The court also erred when it said that Sutton

presented no evidence that he would have sought or discovered more favorable terms on the credit life and credit disability insurance and service contract had he known the Defendant was to receive the commissions.

As noted above, Sutton testified that if he had known that Viking would keep almost 50% of the cost of the extended service contract as profit, he would have tried to negotiate a lower price for the service contract. If the dealership had been unwilling to negotiate a lower price in such a situation, Sutton testified, he would not have purchased the service contract. This was sufficient evidence to preserve for the jury the issue whether Sutton was damaged as the result of Viking’s misrepresentation.

Sutton has alleged facts sufficient to make out a prima facie case of common-law fraud. The district court erred in granting summary judgment for Viking on this claim.

4. Sutton also brought a breach of contract claim. But a plaintiff may not recover for breach of contract without showing damages resulting from the breach. Lipka v. Minnesota Sch. Employees Ass’n, Local 1980, 537 N.W.2d 624, 631 (Minn.App.1995), aff'd, 550 N.W.2d 618 (Minn.1996). Sutton suffered no damages from any breach of contract Viking may have committed. Sutton received the benefit of his bargain, because he got the insurance and service contract. Sutton’s damages, if any, resulted from the contractual misrepresentation, not from Viking’s failure to actually pay the amount on the contract. Absent damages resulting from the breach itself, Sutton may not recover for breach of contract. The district court did not err in granting summary judgment for Viking on this claim.

5. Finally, the district court found that no fiduciary relationship arose between Viking and Sutton because they were negotiating a commercial transaction at arm’s length. Absent a showing of special circumstances, this has long been the law in Minnesota. See, e.g., Shema v. Thorpe Bros., 240 Minn. 459, 467, 62 N.W.2d 86, 91 (1953) (“[I]t is clear that the parties were dealing at arm’s length, and in such a situation a fiduciary relationship cannot be said to exist between the parties.”). The district court did not err in granting summary judgment on this claim.

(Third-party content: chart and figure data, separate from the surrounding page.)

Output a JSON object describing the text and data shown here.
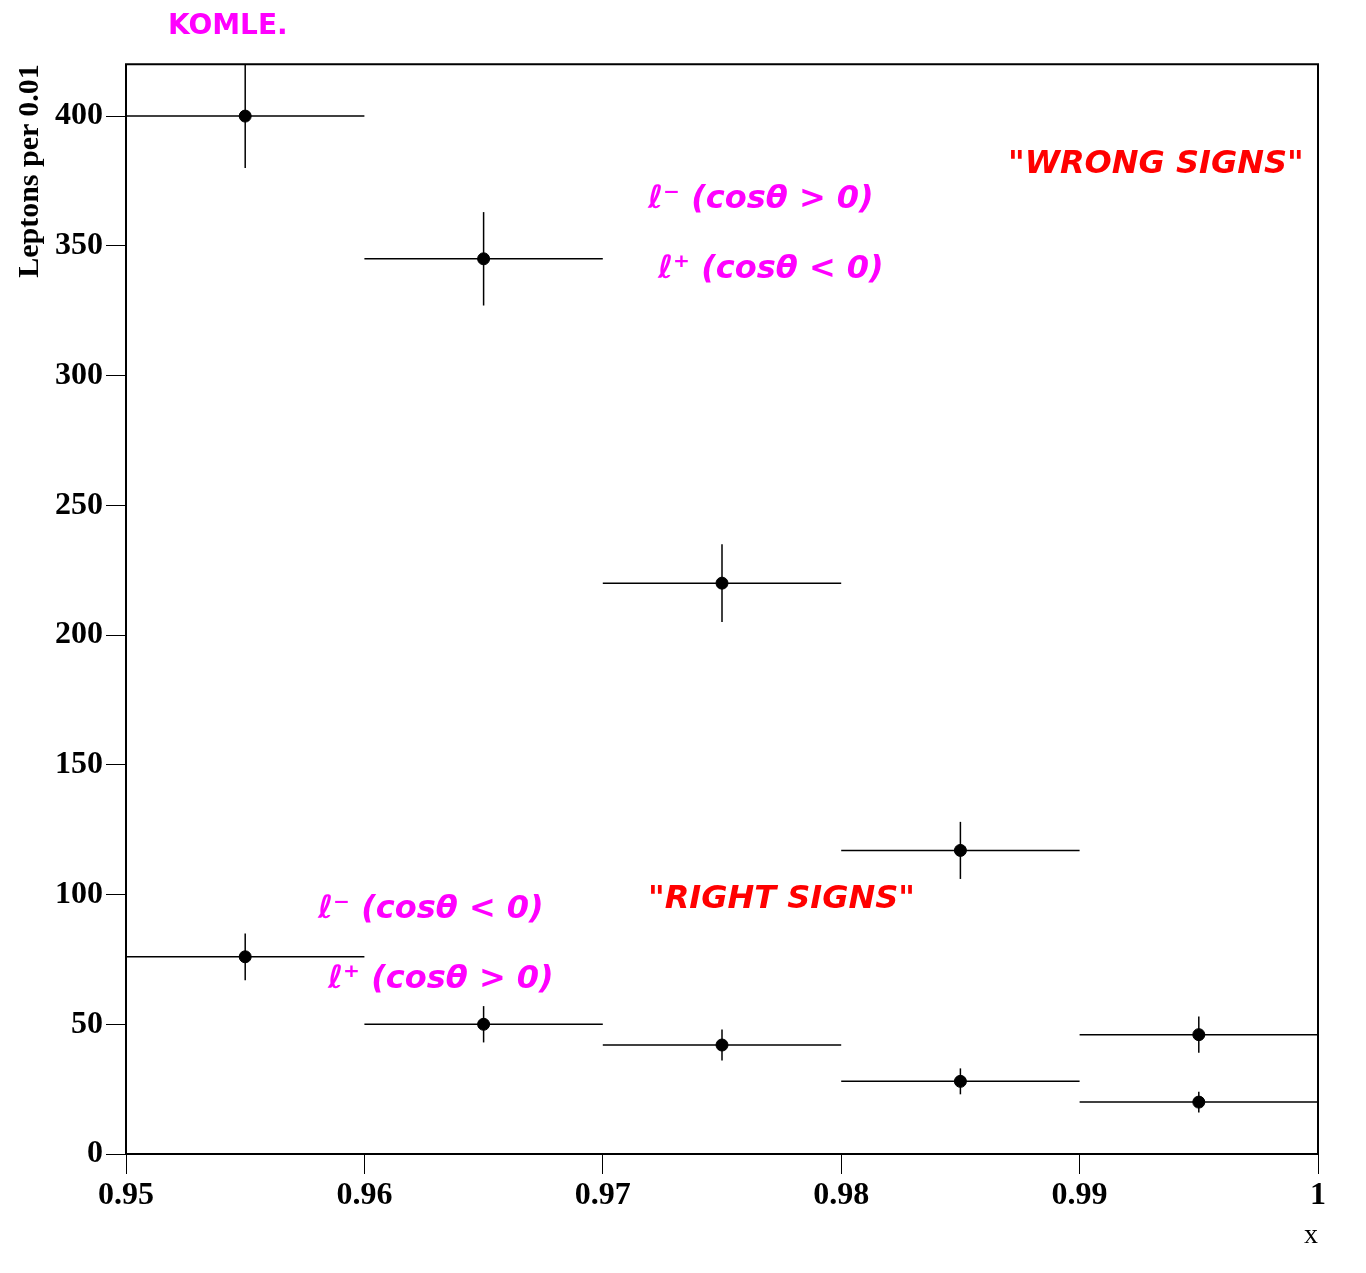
{
  "chart_data": {
    "type": "scatter",
    "xlabel": "x",
    "ylabel": "Leptons per 0.01",
    "xlim": [
      0.95,
      1
    ],
    "xticks": [
      0.95,
      0.96,
      0.97,
      0.98,
      0.99,
      1
    ],
    "ylim": [
      0,
      420
    ],
    "yticks": [
      0,
      50,
      100,
      150,
      200,
      250,
      300,
      350,
      400
    ],
    "grid": false,
    "legend": false,
    "marker": "circle",
    "series": [
      {
        "color": "#000000",
        "x": [
          0.955,
          0.965,
          0.975,
          0.985,
          0.995
        ],
        "values": [
          400,
          345,
          220,
          117,
          46
        ],
        "errors": [
          20,
          18,
          15,
          11,
          7
        ],
        "xerrors": [
          0.005,
          0.005,
          0.005,
          0.005,
          0.005
        ]
      },
      {
        "color": "#000000",
        "x": [
          0.955,
          0.965,
          0.975,
          0.985,
          0.995
        ],
        "values": [
          76,
          50,
          42,
          28,
          20
        ],
        "errors": [
          9,
          7,
          6,
          5,
          4
        ],
        "xerrors": [
          0.005,
          0.005,
          0.005,
          0.005,
          0.005
        ]
      }
    ],
    "annotations": [
      "KOMLE.",
      "ℓ⁻ (cosθ > 0)",
      "ℓ⁺ (cosθ < 0)",
      "\"WRONG SIGNS\"",
      "ℓ⁻ (cosθ < 0)",
      "ℓ⁺ (cosθ > 0)",
      "\"RIGHT SIGNS\""
    ]
  }
}
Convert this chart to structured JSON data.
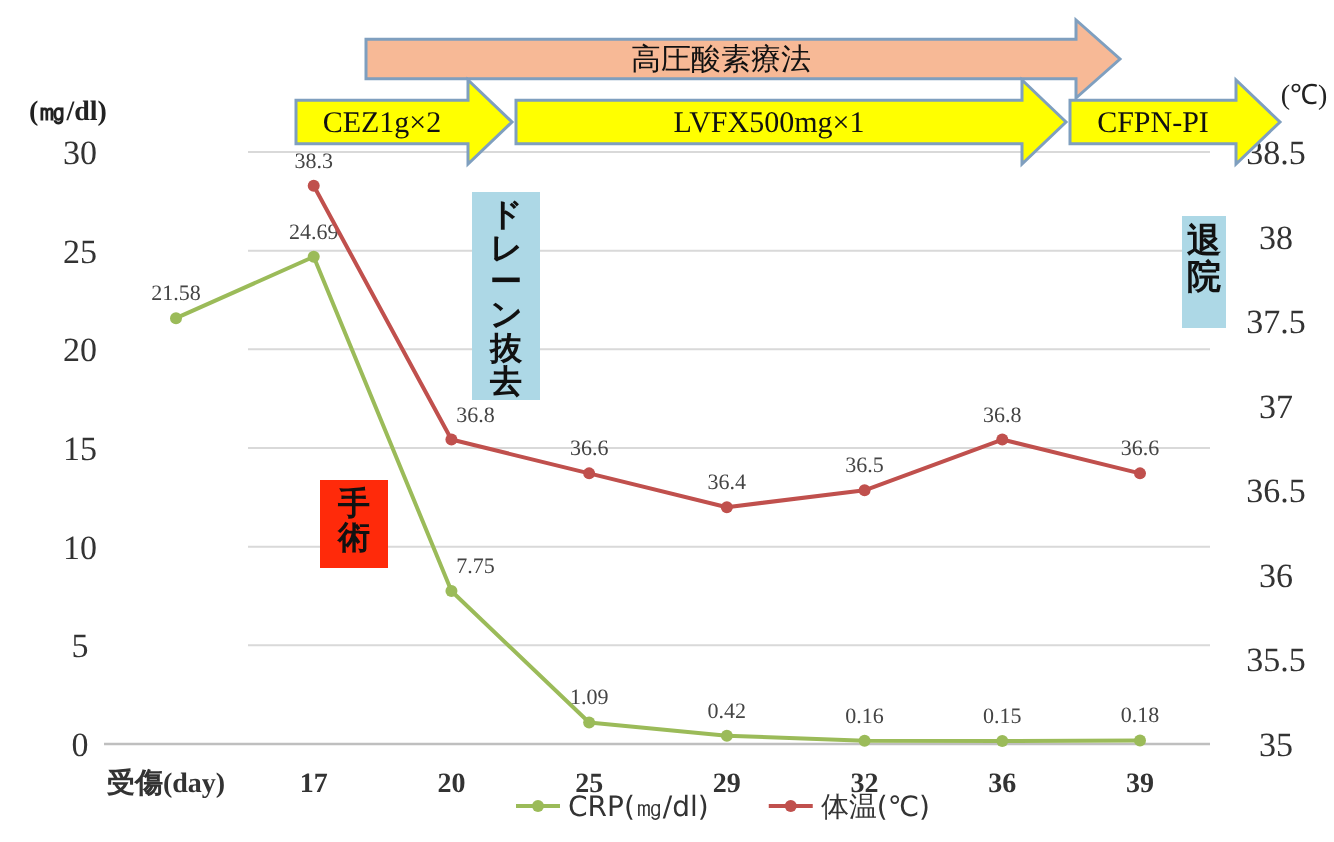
{
  "chart_data": {
    "type": "line",
    "categories": [
      "受傷(day)",
      "17",
      "20",
      "25",
      "29",
      "32",
      "36",
      "39"
    ],
    "series": [
      {
        "name": "CRP(㎎/dl)",
        "color": "#9bbb59",
        "values": [
          21.58,
          24.69,
          7.75,
          1.09,
          0.42,
          0.16,
          0.15,
          0.18
        ]
      },
      {
        "name": "体温(℃)",
        "color": "#c0504d",
        "axis": "y2",
        "values": [
          null,
          38.3,
          36.8,
          36.6,
          36.4,
          36.5,
          36.8,
          36.6
        ]
      }
    ],
    "ylabel": "(㎎/dl)",
    "y2label": "(℃)",
    "ylim": [
      0,
      30
    ],
    "yticks": [
      0,
      5,
      10,
      15,
      20,
      25,
      30
    ],
    "y2lim": [
      35,
      38.5
    ],
    "y2ticks": [
      35,
      35.5,
      36,
      36.5,
      37,
      37.5,
      38,
      38.5
    ],
    "grid": "y",
    "legend": "bottom",
    "marker": "circle",
    "data_labels": true,
    "annotations": [
      "高圧酸素療法",
      "CEZ1g×2",
      "LVFX500mg×1",
      "CFPN-PI",
      "ドレーン抜去",
      "手術",
      "退院"
    ]
  }
}
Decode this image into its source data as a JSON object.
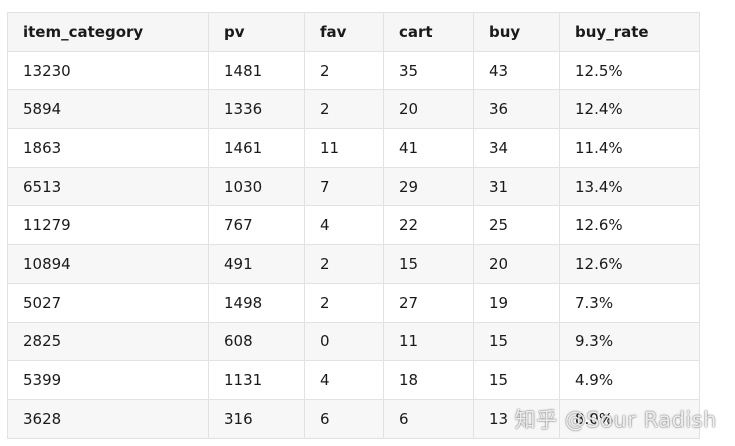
{
  "table": {
    "headers": [
      "item_category",
      "pv",
      "fav",
      "cart",
      "buy",
      "buy_rate"
    ],
    "rows": [
      [
        "13230",
        "1481",
        "2",
        "35",
        "43",
        "12.5%"
      ],
      [
        "5894",
        "1336",
        "2",
        "20",
        "36",
        "12.4%"
      ],
      [
        "1863",
        "1461",
        "11",
        "41",
        "34",
        "11.4%"
      ],
      [
        "6513",
        "1030",
        "7",
        "29",
        "31",
        "13.4%"
      ],
      [
        "11279",
        "767",
        "4",
        "22",
        "25",
        "12.6%"
      ],
      [
        "10894",
        "491",
        "2",
        "15",
        "20",
        "12.6%"
      ],
      [
        "5027",
        "1498",
        "2",
        "27",
        "19",
        "7.3%"
      ],
      [
        "2825",
        "608",
        "0",
        "11",
        "15",
        "9.3%"
      ],
      [
        "5399",
        "1131",
        "4",
        "18",
        "15",
        "4.9%"
      ],
      [
        "3628",
        "316",
        "6",
        "6",
        "13",
        "8.0%"
      ]
    ]
  },
  "watermark": "知乎 @Sour Radish"
}
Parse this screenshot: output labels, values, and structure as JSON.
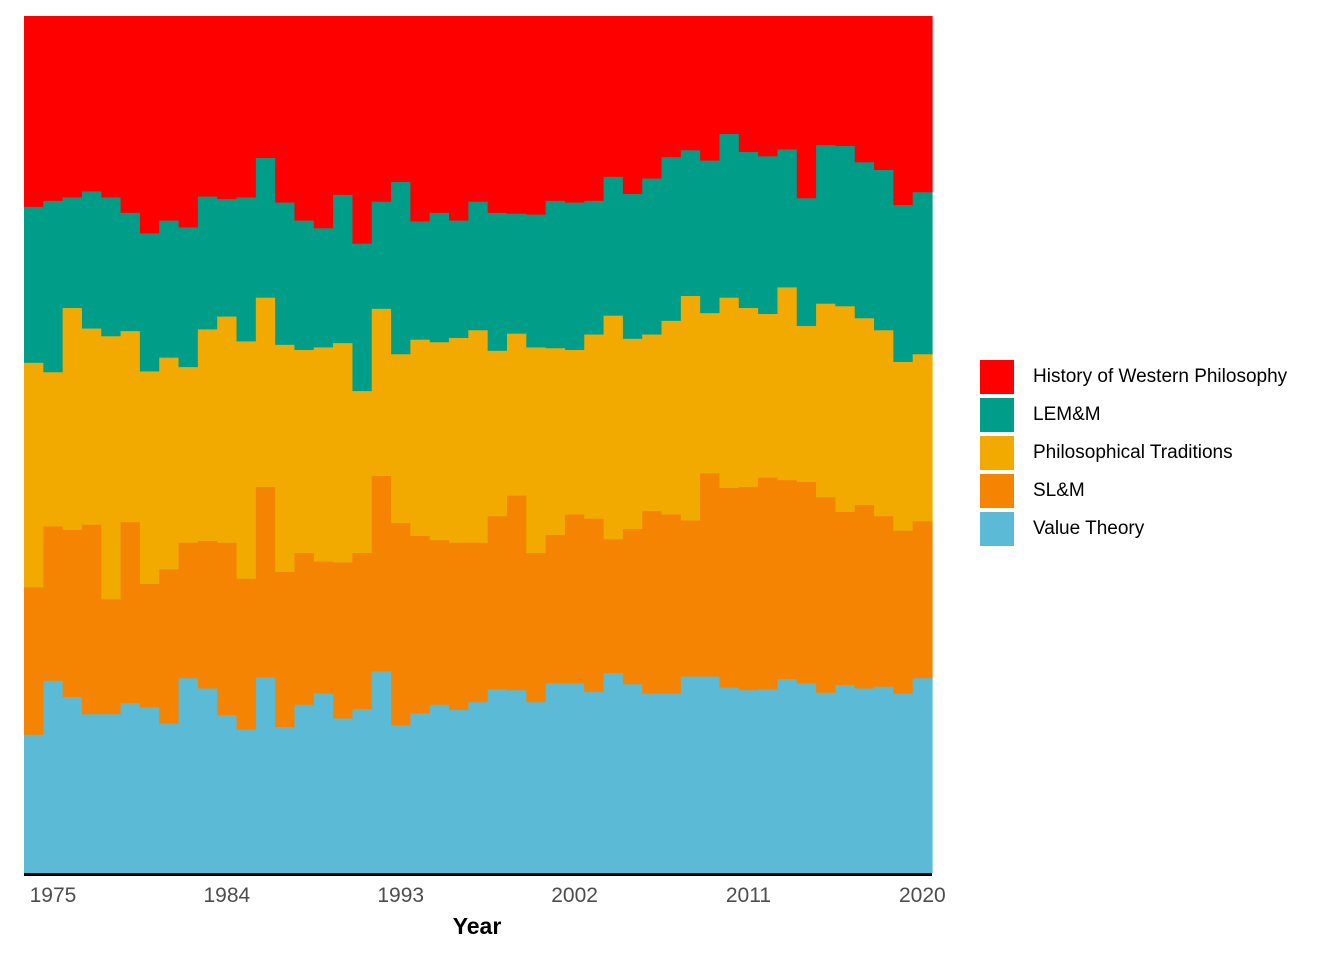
{
  "chart_data": {
    "type": "area",
    "stacking": "fill",
    "xlabel": "Year",
    "ylabel": "",
    "title": "",
    "x_ticks": [
      1975,
      1984,
      1993,
      2002,
      2011,
      2020
    ],
    "x": [
      1974,
      1975,
      1976,
      1977,
      1978,
      1979,
      1980,
      1981,
      1982,
      1983,
      1984,
      1985,
      1986,
      1987,
      1988,
      1989,
      1990,
      1991,
      1992,
      1993,
      1994,
      1995,
      1996,
      1997,
      1998,
      1999,
      2000,
      2001,
      2002,
      2003,
      2004,
      2005,
      2006,
      2007,
      2008,
      2009,
      2010,
      2011,
      2012,
      2013,
      2014,
      2015,
      2016,
      2017,
      2018,
      2019,
      2020
    ],
    "legend_position": "right",
    "grid": false,
    "series": [
      {
        "name": "Value Theory",
        "color": "#5BBAD5",
        "values": [
          0.162,
          0.225,
          0.206,
          0.186,
          0.186,
          0.199,
          0.194,
          0.175,
          0.228,
          0.216,
          0.185,
          0.168,
          0.229,
          0.171,
          0.197,
          0.21,
          0.181,
          0.192,
          0.236,
          0.173,
          0.187,
          0.197,
          0.191,
          0.2,
          0.215,
          0.214,
          0.2,
          0.222,
          0.222,
          0.212,
          0.234,
          0.221,
          0.21,
          0.21,
          0.23,
          0.23,
          0.217,
          0.214,
          0.215,
          0.227,
          0.222,
          0.211,
          0.22,
          0.216,
          0.218,
          0.21,
          0.228
        ]
      },
      {
        "name": "SL&M",
        "color": "#F58403",
        "values": [
          0.172,
          0.18,
          0.195,
          0.221,
          0.134,
          0.211,
          0.144,
          0.18,
          0.158,
          0.172,
          0.201,
          0.176,
          0.222,
          0.181,
          0.177,
          0.154,
          0.182,
          0.182,
          0.228,
          0.236,
          0.207,
          0.192,
          0.195,
          0.186,
          0.202,
          0.227,
          0.174,
          0.173,
          0.197,
          0.202,
          0.156,
          0.181,
          0.213,
          0.209,
          0.182,
          0.237,
          0.233,
          0.237,
          0.247,
          0.232,
          0.235,
          0.228,
          0.202,
          0.214,
          0.199,
          0.19,
          0.183
        ]
      },
      {
        "name": "Philosophical Traditions",
        "color": "#F2AA00",
        "values": [
          0.262,
          0.18,
          0.259,
          0.229,
          0.307,
          0.223,
          0.248,
          0.247,
          0.205,
          0.247,
          0.264,
          0.277,
          0.221,
          0.265,
          0.237,
          0.25,
          0.256,
          0.189,
          0.195,
          0.197,
          0.229,
          0.231,
          0.239,
          0.248,
          0.193,
          0.189,
          0.24,
          0.218,
          0.192,
          0.215,
          0.261,
          0.222,
          0.206,
          0.226,
          0.262,
          0.187,
          0.222,
          0.209,
          0.191,
          0.225,
          0.182,
          0.226,
          0.24,
          0.218,
          0.217,
          0.197,
          0.195
        ]
      },
      {
        "name": "LEM&M",
        "color": "#009E89",
        "values": [
          0.182,
          0.2,
          0.129,
          0.16,
          0.162,
          0.138,
          0.161,
          0.16,
          0.163,
          0.155,
          0.137,
          0.168,
          0.163,
          0.166,
          0.151,
          0.139,
          0.173,
          0.172,
          0.125,
          0.201,
          0.138,
          0.151,
          0.137,
          0.15,
          0.161,
          0.14,
          0.155,
          0.172,
          0.172,
          0.156,
          0.162,
          0.169,
          0.182,
          0.191,
          0.17,
          0.178,
          0.191,
          0.182,
          0.184,
          0.161,
          0.149,
          0.185,
          0.187,
          0.182,
          0.187,
          0.183,
          0.189
        ]
      },
      {
        "name": "History of Western Philosophy",
        "color": "#FF0000",
        "values": [
          0.222,
          0.215,
          0.211,
          0.204,
          0.211,
          0.229,
          0.253,
          0.238,
          0.246,
          0.21,
          0.213,
          0.211,
          0.165,
          0.217,
          0.238,
          0.247,
          0.208,
          0.265,
          0.216,
          0.193,
          0.239,
          0.229,
          0.238,
          0.216,
          0.229,
          0.23,
          0.231,
          0.215,
          0.217,
          0.215,
          0.187,
          0.207,
          0.189,
          0.164,
          0.156,
          0.168,
          0.137,
          0.158,
          0.163,
          0.155,
          0.212,
          0.15,
          0.151,
          0.17,
          0.179,
          0.22,
          0.205
        ]
      }
    ]
  }
}
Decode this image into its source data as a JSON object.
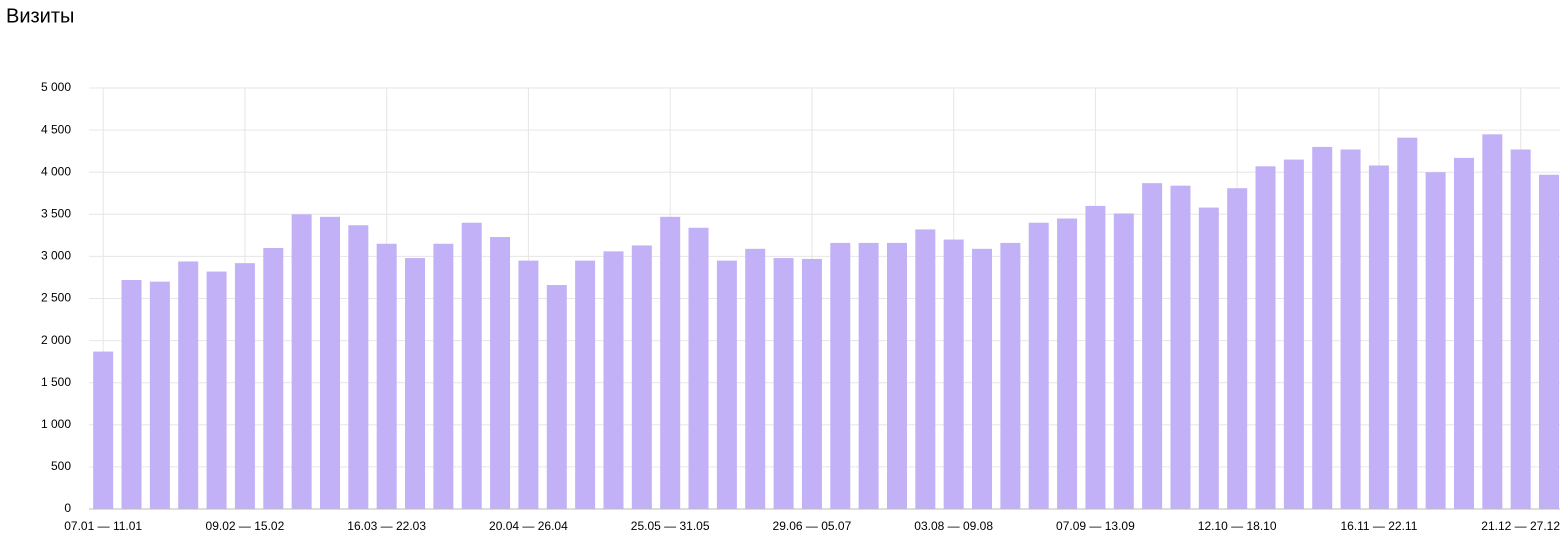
{
  "chart_data": {
    "type": "bar",
    "title": "Визиты",
    "categories": [
      "07.01 — 11.01",
      null,
      null,
      null,
      null,
      "09.02 — 15.02",
      null,
      null,
      null,
      null,
      "16.03 — 22.03",
      null,
      null,
      null,
      null,
      "20.04 — 26.04",
      null,
      null,
      null,
      null,
      "25.05 — 31.05",
      null,
      null,
      null,
      null,
      "29.06 — 05.07",
      null,
      null,
      null,
      null,
      "03.08 — 09.08",
      null,
      null,
      null,
      null,
      "07.09 — 13.09",
      null,
      null,
      null,
      null,
      "12.10 — 18.10",
      null,
      null,
      null,
      null,
      "16.11 — 22.11",
      null,
      null,
      null,
      null,
      "21.12 — 27.12",
      null
    ],
    "values": [
      1870,
      2720,
      2700,
      2940,
      2820,
      2920,
      3100,
      3500,
      3470,
      3370,
      3150,
      2980,
      3150,
      3400,
      3230,
      2950,
      2660,
      2950,
      3060,
      3130,
      3470,
      3340,
      2950,
      3090,
      2980,
      2970,
      3160,
      3160,
      3160,
      3320,
      3200,
      3090,
      3160,
      3400,
      3450,
      3600,
      3510,
      3870,
      3840,
      3580,
      3810,
      4070,
      4150,
      4300,
      4270,
      4080,
      4410,
      4000,
      4170,
      4450,
      4270,
      3970
    ],
    "color": "#c3b1f7",
    "ylim": [
      0,
      5000
    ],
    "yticks": [
      0,
      500,
      {
        "value": 1000,
        "label": "1 000"
      },
      {
        "value": 1500,
        "label": "1 500"
      },
      {
        "value": 2000,
        "label": "2 000"
      },
      {
        "value": 2500,
        "label": "2 500"
      },
      {
        "value": 3000,
        "label": "3 000"
      },
      {
        "value": 3500,
        "label": "3 500"
      },
      {
        "value": 4000,
        "label": "4 000"
      },
      {
        "value": 4500,
        "label": "4 500"
      },
      {
        "value": 5000,
        "label": "5 000"
      }
    ],
    "grid": true
  }
}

Our resolution of these issues makes it unnecessary for us to address Sutton’s contention that the district court erred by unquestioningly adopting the respondent’s proposed findings.

DECISION

We affirm the district court’s grant of summary judgment on the Minnesota Motor Vehicle Retail Installment Sales Act, breach of contract, and breach of fiduciary duty counts. We reverse the district court’s grant of summary judgment on the consumer fraud and common-law fraud counts.

Affirmed in part and reversed in part.